This is a fun problem. This is a time series and from this time series you want to identify the trigger of a certain event. So it is a binary classification problem. Based on the information from the specified window will a spike occur? Yes or No.
The first step is to set up your database. What you will have is a set of instances (which can have some overlap but to avoid bias it is best for them to be independently drawn) and then for each instance a human needs to label if there was a spike or if there was not a spike.
Then you need to identify the time window you want to use for your time series analysis. You have done this and decided 30 minutes is a good start.
Now, you have 6 waveforms in a 30 minute window from which you can extract data to get information about your classification. You can use the raw data samples as your features, but this is WAY TOO many features and will lead to poor results. Thus you need some feature extraction, dimensionality reduction, techniques.
There are a million ways you can extract data from these waveforms. First, ask yourself, as a human what are the telltale signs that these other waveforms should have which would mean a spike would arise. For example, in seismic data, if you see agitation in a waveform from a neighboring town then you should expect to see agitation in your town soon.
In general, I like to extract all the basic statistics from my waveforms. Get the mean, standard deviation, fluctuation index, etc. Get whatever you think might help. Check how these statistics correlate with your labels. The more correlation the better they might be. Then there are some very good techniques for extracting time and frequency information from your time-series. Look into envelope mode decomposition and empirical mode decomposition. I have used empirical mode decomposition successfully on some time series data and obtained far better results than I expected.
Now even though you have your reduced feature space you can do better! You can apply some dimensionality reduction techniques such as PCA or LDA to get a lower dimensional space which may better represent your data. This might help, no guarantees.
Now you have a small dataset with instances that are a Frankenstein concoction which represents your 6 waveforms across the 30 minute window. Now you are all set to select your classifier. You will want a binary classification algorithm, luckily that is the most common. There are many to choose from. How to choose?

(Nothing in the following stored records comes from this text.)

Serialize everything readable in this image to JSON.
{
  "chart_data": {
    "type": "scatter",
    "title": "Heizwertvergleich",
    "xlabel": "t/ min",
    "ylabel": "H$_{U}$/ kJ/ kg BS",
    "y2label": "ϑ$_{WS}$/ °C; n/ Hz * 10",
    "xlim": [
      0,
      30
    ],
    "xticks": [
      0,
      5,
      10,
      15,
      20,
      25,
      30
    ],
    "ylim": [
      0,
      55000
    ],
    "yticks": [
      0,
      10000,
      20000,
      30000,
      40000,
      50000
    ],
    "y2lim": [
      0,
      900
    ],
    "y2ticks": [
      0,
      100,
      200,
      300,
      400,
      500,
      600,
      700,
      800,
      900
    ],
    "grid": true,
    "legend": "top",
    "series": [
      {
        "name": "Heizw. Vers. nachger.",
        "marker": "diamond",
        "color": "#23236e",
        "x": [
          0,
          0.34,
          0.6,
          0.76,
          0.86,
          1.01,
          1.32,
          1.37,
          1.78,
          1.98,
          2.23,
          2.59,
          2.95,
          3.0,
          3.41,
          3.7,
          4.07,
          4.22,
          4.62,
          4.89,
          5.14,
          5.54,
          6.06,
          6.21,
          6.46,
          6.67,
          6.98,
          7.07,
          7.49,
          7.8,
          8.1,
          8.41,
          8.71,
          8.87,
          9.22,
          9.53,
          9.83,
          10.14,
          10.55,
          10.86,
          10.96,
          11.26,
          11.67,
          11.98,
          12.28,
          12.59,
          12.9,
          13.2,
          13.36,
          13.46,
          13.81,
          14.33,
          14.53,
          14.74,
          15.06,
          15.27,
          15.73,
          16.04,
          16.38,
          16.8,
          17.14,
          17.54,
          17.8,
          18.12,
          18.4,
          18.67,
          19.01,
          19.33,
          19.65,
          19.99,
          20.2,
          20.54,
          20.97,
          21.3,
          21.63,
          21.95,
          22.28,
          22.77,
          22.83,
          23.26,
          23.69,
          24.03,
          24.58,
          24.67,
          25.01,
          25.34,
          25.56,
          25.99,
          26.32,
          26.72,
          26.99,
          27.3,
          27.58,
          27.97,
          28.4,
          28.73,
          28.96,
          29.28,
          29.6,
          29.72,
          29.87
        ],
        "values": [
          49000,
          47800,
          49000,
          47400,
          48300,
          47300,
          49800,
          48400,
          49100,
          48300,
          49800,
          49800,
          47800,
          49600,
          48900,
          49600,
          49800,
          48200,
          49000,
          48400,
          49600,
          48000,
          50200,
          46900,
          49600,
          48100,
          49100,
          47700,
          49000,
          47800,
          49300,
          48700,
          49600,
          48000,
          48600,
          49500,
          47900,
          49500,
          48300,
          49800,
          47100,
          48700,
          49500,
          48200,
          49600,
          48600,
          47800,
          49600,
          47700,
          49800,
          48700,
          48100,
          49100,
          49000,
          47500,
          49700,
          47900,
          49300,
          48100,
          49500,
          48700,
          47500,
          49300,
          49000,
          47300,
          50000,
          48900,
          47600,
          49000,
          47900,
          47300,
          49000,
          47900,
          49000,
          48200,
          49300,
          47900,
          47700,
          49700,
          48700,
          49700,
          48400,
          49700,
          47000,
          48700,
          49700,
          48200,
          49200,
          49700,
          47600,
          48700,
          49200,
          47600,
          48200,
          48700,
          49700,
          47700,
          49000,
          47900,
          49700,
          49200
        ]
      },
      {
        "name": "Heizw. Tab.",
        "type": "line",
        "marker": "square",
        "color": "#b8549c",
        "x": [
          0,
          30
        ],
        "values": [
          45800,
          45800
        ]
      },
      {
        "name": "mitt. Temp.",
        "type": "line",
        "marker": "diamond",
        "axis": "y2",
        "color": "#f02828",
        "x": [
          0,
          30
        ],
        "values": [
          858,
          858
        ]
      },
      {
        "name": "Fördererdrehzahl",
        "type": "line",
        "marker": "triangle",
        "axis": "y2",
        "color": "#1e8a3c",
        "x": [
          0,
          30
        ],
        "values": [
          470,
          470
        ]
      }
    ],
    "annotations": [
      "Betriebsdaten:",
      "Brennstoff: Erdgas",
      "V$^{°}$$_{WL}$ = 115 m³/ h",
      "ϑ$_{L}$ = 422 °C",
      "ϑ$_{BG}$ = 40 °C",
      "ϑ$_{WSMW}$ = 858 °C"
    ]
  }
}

How many instances do you have?
$\# instances > 100* \#features$?
Then you are all set to use a deep learning technique such as neural networks, 1D convolutional neural networks, stacked autoencodders, etc...
Less than that!!!!
The you should stick with shallow methods. Check out kernel support vector machines, random forests, k-nearest neighbors etc..
Common misconception: A shallow method CAN and WILL perform better than a deep learning technique if you have properly selected your features. feature extraction is the most important aspect of a machine learning architecture.
I want to use anomaly detection!
This would also work and there are some good techniques that would do this. However, the nature of anomaly detection is to learn the distribution of the nominal case. So you would feed your algorithm all the instances in your dataset that did not result in a spike. Then from this your algorithm would be able to identify when a novel instance is significantly different from this nominal distribution and it will flag it as a n anomaly. This would mean that a spike will occur in your context.
Learning Minimum Volume Sets
Anomaly Detection with Score functions based on Nearest Neighbor Graphs
New statistic in P-value estimation for anomaly detection
You can also use more rudimentary anomaly detection techniques such as a generalized likelihood ratio test. But, this is kind of old-school.